Most of the parents within the church that I'm familiar with have all, at some point, voiced a fear that their kids won't make it.
I can't think of a single family unit (Grandparent - Parent - Children - Grandchildren) that will be together forever in the Celestial Kingdom. They will all have at least one of their number missing for eternity. And, let's not forget, there are 3 degrees of separation within the Celestial Kingdom itself (the top tier being reserved for, I think, those living the true order of marriage, polygamy). It's impossible for families to be together forever under the Mormon version of God's plan.

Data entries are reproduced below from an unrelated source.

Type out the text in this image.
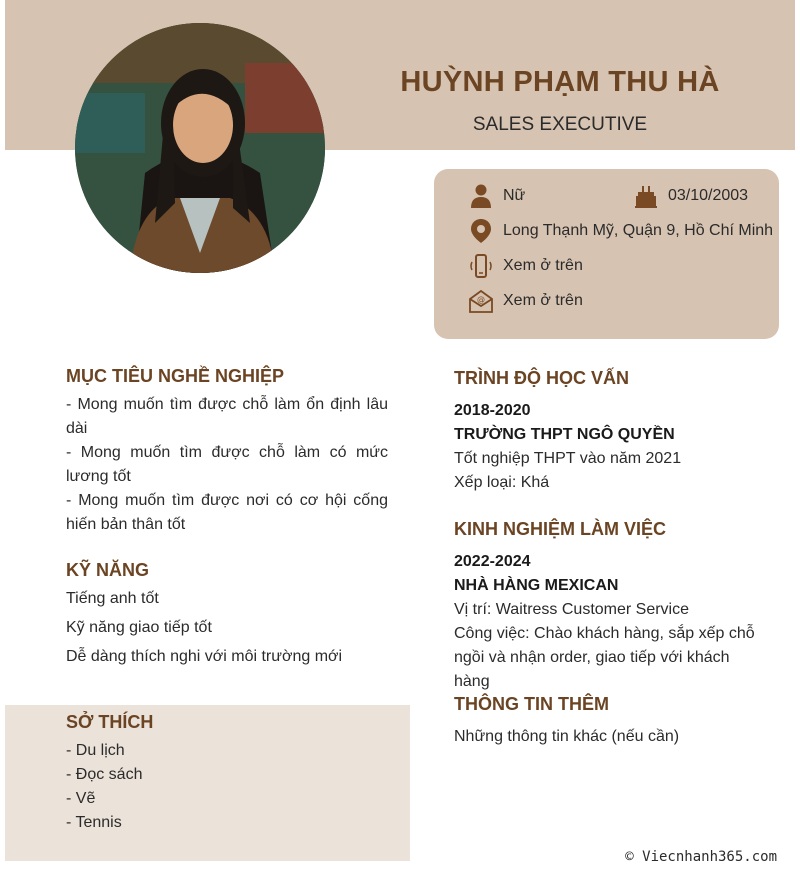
HUỲNH PHẠM THU HÀ
SALES EXECUTIVE
Nữ	03/10/2003
Long Thạnh Mỹ, Quận 9, Hồ Chí Minh
Xem ở trên
@ Xem ở trên
MỤC TIÊU NGHỀ NGHIỆP
- Mong muốn tìm được chỗ làm ổn định lâu dài
- Mong muốn tìm được chỗ làm có mức lương tốt
- Mong muốn tìm được nơi có cơ hội cống hiến bản thân tốt
KỸ NĂNG
Tiếng anh tốt
Kỹ năng giao tiếp tốt
Dễ dàng thích nghi với môi trường mới
SỞ THÍCH
- Du lịch
- Đọc sách
- Vẽ
- Tennis
TRÌNH ĐỘ HỌC VẤN
2018-2020
TRƯỜNG THPT NGÔ QUYỀN
Tốt nghiệp THPT vào năm 2021
Xếp loại: Khá
KINH NGHIỆM LÀM VIỆC
2022-2024
NHÀ HÀNG MEXICAN
Vị trí: Waitress Customer Service
Công việc: Chào khách hàng, sắp xếp chỗ ngồi và nhận order, giao tiếp với khách hàng
THÔNG TIN THÊM
Những thông tin khác (nếu cần)
© Viecnhanh365.com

Whatever one thinks of any number of wishful theories that exist for the continuation of the spirit, the body 100% dies and that includes the consciousness mechanisms taking place in our brain, and further in our limbic system.
Doc, since when has anybody figured out what the "consciousness mechanisms taking place in our brain" even are, let alone discover with certainty that they die 100% when the body dies?
Whatever one thinks of any number of wishful theories that exist for the continuation of the spirit, the body 100% dies and that includes the consciousness mechanisms taking place in our brain, and further in our limbic system.
Doc, since when has anybody figured out what the "consciousness mechanisms taking place in our brain" even are, let alone discover with certainty that they die 100% when the body dies?
The god hiding in our unknown spaces is, again, all theism and religion has—this need to play gotcha with a comment of “well, we don’t really know…therefore we stuff our god there”. This illustrates nicely that science and religion aren’t the same. Everything unknown in science leaves us with hypotheses ready to be adjusted upon further investigation. Religion simply plays a game of make believe and then hides in every unknowable space it can find. It leaves absolute, often, “truths” wherein reasonably what we have is that’s not likely given the data. This difference is stark. Its rational vs irrational. Consciousness carries on beyond the grave on religion, not because there is any actual reason to think so, but because faith—used here as belief without reason.
“Every one of us is, in the cosmic perspective, precious. If a human disagrees with you, let him live. In a hundred billion galaxies, you will not find another.”